In upholding the claim for back taxes which relate to the 2000 tax year, Russia's highest commercial court dismissed arguments by Yukos that the statute of limitations had expired. In the court's opinion, the statue of limitations cannot apply in the Yukos case because it does not extend to companies which have a history of tax delinquency.
A company spokeswoman told the New York Times that the ruling was another example of the Russian authorities applying the law "uniquely for Yukos". She went on to tell the newspaper that the ruling opens the possibility that the company's remaining assets could be seized by the government. These include lucrative oil fields in Siberia and southern Russia which are said to be worth around $7 billion.

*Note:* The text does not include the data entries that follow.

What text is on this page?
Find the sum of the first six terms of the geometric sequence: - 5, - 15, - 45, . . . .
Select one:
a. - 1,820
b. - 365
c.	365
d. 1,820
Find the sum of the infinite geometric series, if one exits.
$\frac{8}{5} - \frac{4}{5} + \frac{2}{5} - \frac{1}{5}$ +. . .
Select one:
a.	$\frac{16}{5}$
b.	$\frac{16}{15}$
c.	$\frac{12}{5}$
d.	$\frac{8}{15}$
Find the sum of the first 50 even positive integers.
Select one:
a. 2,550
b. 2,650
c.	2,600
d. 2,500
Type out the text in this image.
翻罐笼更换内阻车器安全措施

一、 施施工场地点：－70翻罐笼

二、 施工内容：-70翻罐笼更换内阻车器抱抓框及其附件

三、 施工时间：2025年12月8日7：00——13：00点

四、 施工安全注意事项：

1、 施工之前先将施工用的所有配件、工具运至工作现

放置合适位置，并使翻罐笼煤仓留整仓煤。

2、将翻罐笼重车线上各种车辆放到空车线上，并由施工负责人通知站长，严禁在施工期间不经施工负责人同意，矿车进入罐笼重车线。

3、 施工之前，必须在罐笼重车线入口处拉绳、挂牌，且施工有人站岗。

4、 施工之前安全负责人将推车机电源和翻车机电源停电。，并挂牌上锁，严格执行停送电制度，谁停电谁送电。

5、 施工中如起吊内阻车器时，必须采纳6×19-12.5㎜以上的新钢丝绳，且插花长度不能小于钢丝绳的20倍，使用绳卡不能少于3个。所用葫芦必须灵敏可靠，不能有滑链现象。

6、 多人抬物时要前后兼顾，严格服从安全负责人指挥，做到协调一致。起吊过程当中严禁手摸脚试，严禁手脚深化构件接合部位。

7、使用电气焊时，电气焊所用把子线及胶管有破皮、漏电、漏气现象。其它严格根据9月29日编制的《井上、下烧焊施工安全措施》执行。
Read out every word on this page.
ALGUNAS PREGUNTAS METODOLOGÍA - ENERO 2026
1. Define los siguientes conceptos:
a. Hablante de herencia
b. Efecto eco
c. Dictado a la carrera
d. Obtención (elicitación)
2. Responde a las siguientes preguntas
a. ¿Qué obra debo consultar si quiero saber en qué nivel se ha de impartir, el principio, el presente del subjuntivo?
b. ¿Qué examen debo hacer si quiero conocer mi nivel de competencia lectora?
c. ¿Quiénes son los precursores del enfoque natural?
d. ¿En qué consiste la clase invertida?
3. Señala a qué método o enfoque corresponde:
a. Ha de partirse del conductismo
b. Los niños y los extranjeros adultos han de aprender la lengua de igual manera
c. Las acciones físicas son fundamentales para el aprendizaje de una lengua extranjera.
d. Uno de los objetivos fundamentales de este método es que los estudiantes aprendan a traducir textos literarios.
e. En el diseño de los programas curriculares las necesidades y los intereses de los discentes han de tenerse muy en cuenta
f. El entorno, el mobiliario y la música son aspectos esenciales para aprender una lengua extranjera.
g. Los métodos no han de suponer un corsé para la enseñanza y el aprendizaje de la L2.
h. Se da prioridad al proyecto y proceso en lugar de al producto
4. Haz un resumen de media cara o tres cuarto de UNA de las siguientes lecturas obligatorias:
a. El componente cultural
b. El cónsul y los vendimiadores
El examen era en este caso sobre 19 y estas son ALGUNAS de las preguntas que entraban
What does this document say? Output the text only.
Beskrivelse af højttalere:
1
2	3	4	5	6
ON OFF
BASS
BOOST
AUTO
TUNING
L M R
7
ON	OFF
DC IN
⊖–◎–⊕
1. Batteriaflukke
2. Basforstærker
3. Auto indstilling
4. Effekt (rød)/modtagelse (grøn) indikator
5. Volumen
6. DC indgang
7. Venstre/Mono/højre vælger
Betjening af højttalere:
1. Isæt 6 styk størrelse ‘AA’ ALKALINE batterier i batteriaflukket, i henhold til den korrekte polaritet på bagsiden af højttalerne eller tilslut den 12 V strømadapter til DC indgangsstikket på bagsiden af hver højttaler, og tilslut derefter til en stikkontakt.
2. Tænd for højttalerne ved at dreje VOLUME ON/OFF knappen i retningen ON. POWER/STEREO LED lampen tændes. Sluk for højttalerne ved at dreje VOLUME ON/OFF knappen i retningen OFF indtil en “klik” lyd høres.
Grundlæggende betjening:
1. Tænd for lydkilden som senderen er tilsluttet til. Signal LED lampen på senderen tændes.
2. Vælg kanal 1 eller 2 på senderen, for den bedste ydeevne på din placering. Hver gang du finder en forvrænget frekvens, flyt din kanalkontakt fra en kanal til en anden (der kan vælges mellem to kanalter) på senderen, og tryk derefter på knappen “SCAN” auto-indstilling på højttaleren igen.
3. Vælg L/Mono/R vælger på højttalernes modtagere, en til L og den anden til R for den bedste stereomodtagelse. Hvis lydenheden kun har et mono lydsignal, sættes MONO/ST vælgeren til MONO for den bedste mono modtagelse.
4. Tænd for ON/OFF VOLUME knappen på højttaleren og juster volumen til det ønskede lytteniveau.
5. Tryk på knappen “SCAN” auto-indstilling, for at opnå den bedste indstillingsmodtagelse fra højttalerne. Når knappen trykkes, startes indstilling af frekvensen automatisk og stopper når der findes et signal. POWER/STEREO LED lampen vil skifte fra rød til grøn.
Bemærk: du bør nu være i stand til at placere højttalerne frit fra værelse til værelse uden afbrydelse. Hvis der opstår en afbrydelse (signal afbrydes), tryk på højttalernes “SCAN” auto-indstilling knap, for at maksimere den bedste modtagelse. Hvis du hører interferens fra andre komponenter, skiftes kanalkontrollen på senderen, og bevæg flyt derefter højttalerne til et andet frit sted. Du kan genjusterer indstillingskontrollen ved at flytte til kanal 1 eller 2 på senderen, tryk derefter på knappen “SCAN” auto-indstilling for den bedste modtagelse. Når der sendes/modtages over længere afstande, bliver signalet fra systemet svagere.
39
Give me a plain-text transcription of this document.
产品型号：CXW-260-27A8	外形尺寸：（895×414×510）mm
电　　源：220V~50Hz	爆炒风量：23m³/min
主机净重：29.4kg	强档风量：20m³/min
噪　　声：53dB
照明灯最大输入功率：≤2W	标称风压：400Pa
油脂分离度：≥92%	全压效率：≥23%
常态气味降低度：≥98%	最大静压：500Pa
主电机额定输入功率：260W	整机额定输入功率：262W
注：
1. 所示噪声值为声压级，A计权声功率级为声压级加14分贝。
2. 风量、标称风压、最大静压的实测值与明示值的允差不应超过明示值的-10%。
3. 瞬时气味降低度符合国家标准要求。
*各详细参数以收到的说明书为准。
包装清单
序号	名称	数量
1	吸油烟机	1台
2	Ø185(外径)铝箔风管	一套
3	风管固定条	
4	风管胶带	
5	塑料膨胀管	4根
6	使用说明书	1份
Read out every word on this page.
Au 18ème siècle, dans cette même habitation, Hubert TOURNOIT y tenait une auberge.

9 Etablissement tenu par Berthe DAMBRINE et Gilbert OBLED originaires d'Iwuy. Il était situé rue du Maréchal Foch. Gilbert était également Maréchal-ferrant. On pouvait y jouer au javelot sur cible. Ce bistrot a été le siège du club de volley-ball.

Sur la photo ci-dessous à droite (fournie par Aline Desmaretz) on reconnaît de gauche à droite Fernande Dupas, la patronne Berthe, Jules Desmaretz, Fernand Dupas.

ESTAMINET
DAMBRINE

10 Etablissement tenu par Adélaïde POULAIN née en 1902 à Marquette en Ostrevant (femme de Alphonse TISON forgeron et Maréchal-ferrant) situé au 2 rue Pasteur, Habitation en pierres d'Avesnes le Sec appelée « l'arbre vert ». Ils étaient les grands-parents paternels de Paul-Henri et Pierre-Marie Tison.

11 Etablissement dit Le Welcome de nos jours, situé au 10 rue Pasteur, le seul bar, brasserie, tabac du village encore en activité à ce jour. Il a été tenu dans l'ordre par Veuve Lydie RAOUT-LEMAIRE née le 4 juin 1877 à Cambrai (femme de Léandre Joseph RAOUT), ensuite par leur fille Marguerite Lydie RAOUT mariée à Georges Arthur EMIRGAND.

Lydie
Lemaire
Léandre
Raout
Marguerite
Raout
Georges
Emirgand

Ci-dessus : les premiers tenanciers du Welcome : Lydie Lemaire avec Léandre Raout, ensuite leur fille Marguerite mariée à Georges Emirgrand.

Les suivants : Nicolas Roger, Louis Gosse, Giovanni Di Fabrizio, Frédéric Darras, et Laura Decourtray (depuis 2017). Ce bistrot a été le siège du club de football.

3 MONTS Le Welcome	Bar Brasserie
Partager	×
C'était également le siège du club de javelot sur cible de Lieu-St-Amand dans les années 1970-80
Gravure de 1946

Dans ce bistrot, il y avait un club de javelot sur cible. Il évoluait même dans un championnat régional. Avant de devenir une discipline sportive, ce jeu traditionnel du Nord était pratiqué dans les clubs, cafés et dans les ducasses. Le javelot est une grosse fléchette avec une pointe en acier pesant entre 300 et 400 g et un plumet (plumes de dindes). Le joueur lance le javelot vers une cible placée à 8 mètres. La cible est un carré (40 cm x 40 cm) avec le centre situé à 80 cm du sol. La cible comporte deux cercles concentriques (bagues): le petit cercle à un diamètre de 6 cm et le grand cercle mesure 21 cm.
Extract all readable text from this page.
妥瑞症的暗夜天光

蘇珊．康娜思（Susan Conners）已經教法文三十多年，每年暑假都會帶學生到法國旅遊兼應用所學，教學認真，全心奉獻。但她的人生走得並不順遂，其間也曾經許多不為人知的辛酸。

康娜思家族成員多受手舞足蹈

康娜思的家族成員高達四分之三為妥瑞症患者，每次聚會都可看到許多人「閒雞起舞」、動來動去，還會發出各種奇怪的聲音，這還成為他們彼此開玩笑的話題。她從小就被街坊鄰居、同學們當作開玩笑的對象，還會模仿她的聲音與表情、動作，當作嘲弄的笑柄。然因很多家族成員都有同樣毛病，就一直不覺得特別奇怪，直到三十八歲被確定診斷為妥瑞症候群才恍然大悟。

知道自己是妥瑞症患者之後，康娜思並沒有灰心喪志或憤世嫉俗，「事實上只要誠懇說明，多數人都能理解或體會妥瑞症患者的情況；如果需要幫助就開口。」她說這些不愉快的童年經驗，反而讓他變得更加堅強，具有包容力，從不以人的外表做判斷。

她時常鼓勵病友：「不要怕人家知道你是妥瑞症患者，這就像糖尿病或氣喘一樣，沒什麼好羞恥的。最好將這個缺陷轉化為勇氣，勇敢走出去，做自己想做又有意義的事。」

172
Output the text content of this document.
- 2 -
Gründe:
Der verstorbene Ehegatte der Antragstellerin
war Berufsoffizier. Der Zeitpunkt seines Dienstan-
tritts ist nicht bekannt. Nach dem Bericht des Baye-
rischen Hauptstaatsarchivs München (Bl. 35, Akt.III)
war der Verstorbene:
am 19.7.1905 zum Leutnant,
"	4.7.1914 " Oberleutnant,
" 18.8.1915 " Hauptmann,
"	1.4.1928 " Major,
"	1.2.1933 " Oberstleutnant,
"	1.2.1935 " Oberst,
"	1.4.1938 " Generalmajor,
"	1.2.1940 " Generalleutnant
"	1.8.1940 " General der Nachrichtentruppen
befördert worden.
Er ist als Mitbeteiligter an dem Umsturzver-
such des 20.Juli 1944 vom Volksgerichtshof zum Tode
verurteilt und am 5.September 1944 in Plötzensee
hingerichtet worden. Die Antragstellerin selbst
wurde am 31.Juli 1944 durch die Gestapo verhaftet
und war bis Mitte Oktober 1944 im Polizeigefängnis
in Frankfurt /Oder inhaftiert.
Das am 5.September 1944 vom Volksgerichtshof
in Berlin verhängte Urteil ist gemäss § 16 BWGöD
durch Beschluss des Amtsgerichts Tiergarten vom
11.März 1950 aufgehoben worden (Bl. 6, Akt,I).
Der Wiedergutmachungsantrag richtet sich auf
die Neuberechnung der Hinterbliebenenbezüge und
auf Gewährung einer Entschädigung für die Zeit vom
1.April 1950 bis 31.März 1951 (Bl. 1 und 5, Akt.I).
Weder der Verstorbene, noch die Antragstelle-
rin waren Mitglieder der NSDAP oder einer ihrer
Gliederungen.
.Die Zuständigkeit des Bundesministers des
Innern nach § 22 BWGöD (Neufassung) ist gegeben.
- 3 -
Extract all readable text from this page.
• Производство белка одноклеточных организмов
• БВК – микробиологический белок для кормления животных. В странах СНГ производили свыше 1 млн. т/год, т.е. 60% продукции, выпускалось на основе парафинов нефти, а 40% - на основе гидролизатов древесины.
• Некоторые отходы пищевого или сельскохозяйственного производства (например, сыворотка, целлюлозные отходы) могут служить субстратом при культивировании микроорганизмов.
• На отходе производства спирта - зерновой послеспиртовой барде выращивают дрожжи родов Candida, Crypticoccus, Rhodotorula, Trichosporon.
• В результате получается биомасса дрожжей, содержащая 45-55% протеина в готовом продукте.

Yukos has been pursued relentlessly by the Russian authorities since allegations of tax evasion were made against it in 2003 in what many observers believe to have been a highly politicised campaign on the part of the Putin administration. The firm's former chief executive, Mikhail Khodorkovsky, a political opponent to President Putin, now languishes in jail after being found guilty of various tax evasion and fraud charges.
The firm's ultimate bill for outstanding tax eventually topped $28 billion and late last year, the company's main production unit, Yuganskneftegaz, was auctioned off. With the its bank accounts frozen, the company's total liabilities now outweigh its assets.